At that, she jumped up onto the bed, her voice returned to its childishness. "Who convinced Tiberius to lay down and die in his cave all those centuries ago?" She began to bounce and turn. "Ha!" She laughed, reflecting on her past victories. "Who made the electric man fall in love with a bird and waste away in his hotel room? What was the name? Nikola something?"
She landed flat-backed on the bed, looking up at her ring pop. "Don't you get it?" she mused, smiling at the candy. "It’s all just a waiting game. And to win, I simply have to give them time. Time to show me what they love, what they fear, what they absolutely cannot live without. And once I've learned what makes them weak. . . I pull them apart, piece by piece. Thread by thread."
"But Baal," Abaddon went on, "won't the thought of becoming a father make him even more determined to… soldier on?"

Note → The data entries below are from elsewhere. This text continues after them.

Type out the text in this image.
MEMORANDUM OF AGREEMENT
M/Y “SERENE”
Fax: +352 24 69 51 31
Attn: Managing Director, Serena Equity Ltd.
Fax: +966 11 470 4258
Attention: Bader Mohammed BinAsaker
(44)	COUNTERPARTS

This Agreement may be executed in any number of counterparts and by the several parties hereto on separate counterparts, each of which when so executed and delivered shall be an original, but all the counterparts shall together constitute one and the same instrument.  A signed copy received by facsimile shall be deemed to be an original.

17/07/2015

The demon girl sat up on the Bishop's bed, crossing her unicorn shoes, smiling at her partner. "Not if he thinks he's a danger to the baby, silly."
The childish tone vanished again, as she explained. "Natalie Bishop will tell her husband the good news. He'll pretend to be happy, for her sake. Then, when he is alone, he’ll fall into terror. He’ll collapse, knowing he’s facing the most important responsibility of his life. We both know he's barely functioning. You might have failed to destroy him with that hammer of yours, but he remains in constant pain. It won't take much more pressure to end his resilience, and this pregnancy will be the event that snaps whatever agency he has left."
Abaddon looked puzzled, pondering ... "You knew this would happen?" he asked.
"I've ruined more lives than you, big brother.” Baal answered, chaotic whimsy returned. “And when you play as many games as I have, you learn that everybody has a weakness. Pete Bishop puts the world on his shoulders. And in a few minutes, that world is going to get a little bit heavier."
She grinned, slyly, salivating at the thought of her next victory. "About seven pounds, eight ounces to be exact."